What is kubernetes sessions - 3: Know your workloads

Dive with us into the key considerations for deploying workloads on Kubernetes to ensure smooth operations and optimal performance. We will talk about configuration options for workload deployment, resource allocation, autoscaling, node pools, and artifact attestation.

Before deploying workloads (pods) onto Kubernetes, it is important to know what can and needs to be configured in order to not suffer downtime or unreliable performance.

Kubernetes’ Pod concept offers several handy abstractions utilizing cloud’s basic building blocks, such as zero downtime deployments of containers using loadbalancing and update strategies. It also offers configuration for defining the resource usage of your workload, allowing it to allocate and scale out underlying compute resources (node pools). The ability to configure a Pod’s node pool “affinity” guarantees containers will be scheduled to run on the node pool with the best fitting hardware specs. When planned and configured well, these features can not only minimize operational cost, but also ensure optimal workload “fit”. From a security perspective you should also “know your workload” and make sure that verified images are used. 
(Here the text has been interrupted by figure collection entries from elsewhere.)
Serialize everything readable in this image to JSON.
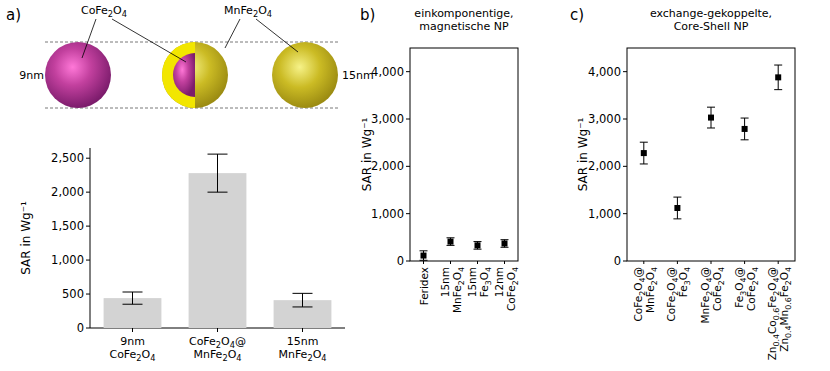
{
  "panel_labels": [
    "a)",
    "b)",
    "c)"
  ],
  "diagram": {
    "core_label": "CoFe2O4",
    "shell_label": "MnFe2O4",
    "core_size": "9nm",
    "shell_size": "15nm"
  },
  "chart_data": [
    {
      "type": "bar",
      "ylabel": "SAR in Wg⁻¹",
      "categories": [
        "9nm\nCoFe2O4",
        "CoFe2O4@\nMnFe2O4",
        "15nm\nMnFe2O4"
      ],
      "values": [
        440,
        2280,
        410
      ],
      "errors": [
        90,
        280,
        100
      ],
      "color": "#d3d3d3",
      "ylim": [
        0,
        2650
      ],
      "yticks": [
        0,
        500,
        {
          "value": 1000,
          "label": "1,000"
        },
        {
          "value": 1500,
          "label": "1,500"
        },
        {
          "value": 2000,
          "label": "2,000"
        },
        {
          "value": 2500,
          "label": "2,500"
        }
      ]
    },
    {
      "type": "scatter",
      "title": "einkomponentige,\nmagnetische NP",
      "ylabel": "SAR in Wg⁻¹",
      "categories": [
        "Feridex",
        "15nm\nMnFe2O4",
        "15nm\nFe3O4",
        "12nm\nCoFe2O4"
      ],
      "values": [
        115,
        410,
        330,
        370
      ],
      "errors": [
        100,
        80,
        80,
        80
      ],
      "color": "#000000",
      "marker": "square",
      "ylim": [
        0,
        4500
      ],
      "yticks": [
        0,
        {
          "value": 1000,
          "label": "1,000"
        },
        {
          "value": 2000,
          "label": "2,000"
        },
        {
          "value": 3000,
          "label": "3,000"
        },
        {
          "value": 4000,
          "label": "4,000"
        }
      ]
    },
    {
      "type": "scatter",
      "title": "exchange-gekoppelte,\nCore-Shell NP",
      "ylabel": "SAR in Wg⁻¹",
      "categories": [
        "CoFe2O4@\nMnFe2O4",
        "CoFe2O4@\nFe3O4",
        "MnFe2O4@\nCoFe2O4",
        "Fe3O4@\nCoFe2O4",
        "Zn0.4Co0.6Fe2O4@\nZn0.4Mn0.6Fe2O4"
      ],
      "values": [
        2280,
        1120,
        3030,
        2790,
        3880
      ],
      "errors": [
        230,
        230,
        220,
        230,
        260
      ],
      "color": "#000000",
      "marker": "square",
      "ylim": [
        0,
        4500
      ],
      "yticks": [
        0,
        {
          "value": 1000,
          "label": "1,000"
        },
        {
          "value": 2000,
          "label": "2,000"
        },
        {
          "value": 3000,
          "label": "3,000"
        },
        {
          "value": 4000,
          "label": "4,000"
        }
      ]
    }
  ]
}
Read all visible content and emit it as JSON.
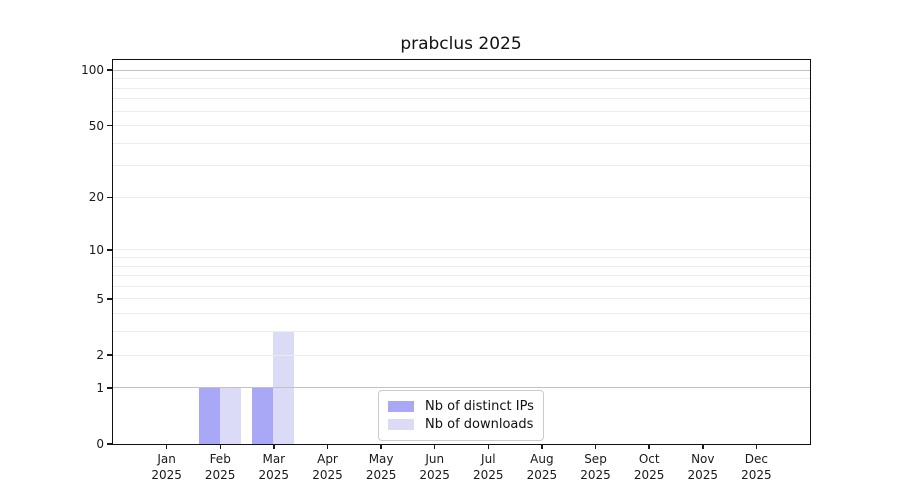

Let’s zoom into these concepts to better understand what is involved and expected. I recommend working on them in the order of presentation, as each next step will benefit from the learnings of the previous. Note that we took a stateless workload as an example, as we will address state in another article later down the line.

Resource allocation

Before you can utilize the resources on the cluster optimally, you should determine the behavior of your workloads over time. You should know or predict how it will behave when idling, peaking or during office hours, etc. Workloads may be configured to get guaranteed cpu and memory resources, which will be used to calculate scaling of the underlying node pool. It is advisable to give enough memory to be sure the workload starts, but also to be sure it does not run out of memory (OOM). Continuously monitoring resources and learning how workloads behave should be part of a feedback loop to get control over, finetune them and bring costs down.

Learning the optimal requests and limits settings for a container can be done by observing its behavior during load testing. You could then choose the least restrictive to start with.


Now that you have configured the resource usage of the container, you can choose how you want to autoscale them. There are two ways to do so: Vertical and Horizontal Pod Autoscaler (VPA & HPA). Each has their advantages and limitations. The VPA analyzes the memory and cpu needs over time, and automatically fine tunes requests and limits accordingly, whilst staying under the max that the node has available. It is generally considered to be the best solution for situations where:

  • Containers can’t be scaled horizontally: it might be a stateful or legacy app
  • Resources are limited (fixed node size cluster) and scaling out is not an option

If a container can be scaled horizontally and the cluster autoscaler can add more nodes to accommodate placement of x copies, it is recommended to use the HPA. It also offers some extra advantages like placement across failure zones, which adds to the resiliency of your application.

Node pools

A cluster can have one or more node pools, where each is a group of identical nodes as defined by a NodeConfig. This allows for creating different pools that can accommodate  your workload types. By now you should know that some of your workloads need more cpu, others more ram, while worker jobs may land on Spot VMs to minimize cost. When node pools exist to satisfy those needs you can be sure the workloads won’t behave erratically. If considered up front, fitting node pool configurations are likely to lead to less friction down the line, because future behavior is anticipated and planned for. Fortunately it is quite easy to add and label node pools to running clusters and relabel workloads’ node affinity to get them scheduled there.

Artifact attestation

Every time that a container is deployed, it uses its image as binary to start from. And because any sane networking architecture should assume intrusion as inevitable, kubernetes should check whether the image has been tampered with. It can do so by verifying image signatures are still the same as those they were registered with. Unfortunately this process is not yet part of core Kubernetes, but is well documented.

One solution is to use cosign for signing and verification with image registries. When you make this process part of a policy controller automatic verification happens just in time for every workload deployed.


By now you have a firm grasp of your workload from a Kubernetes perspective. You may think that managing these processes may be well suited for AI, and this is correct. We recommend you keep an eye out for smart automation emerging in this area, as a lot is currently being built and tested and even offered commercially (albeit expensive perhaps).

Of course you should also know an app’s intended behavior from a business perspective, so be sure to generate the metrics and logs to observe over time so you can react to changes. But that is all up to you to implement, and beyond the scope of this article.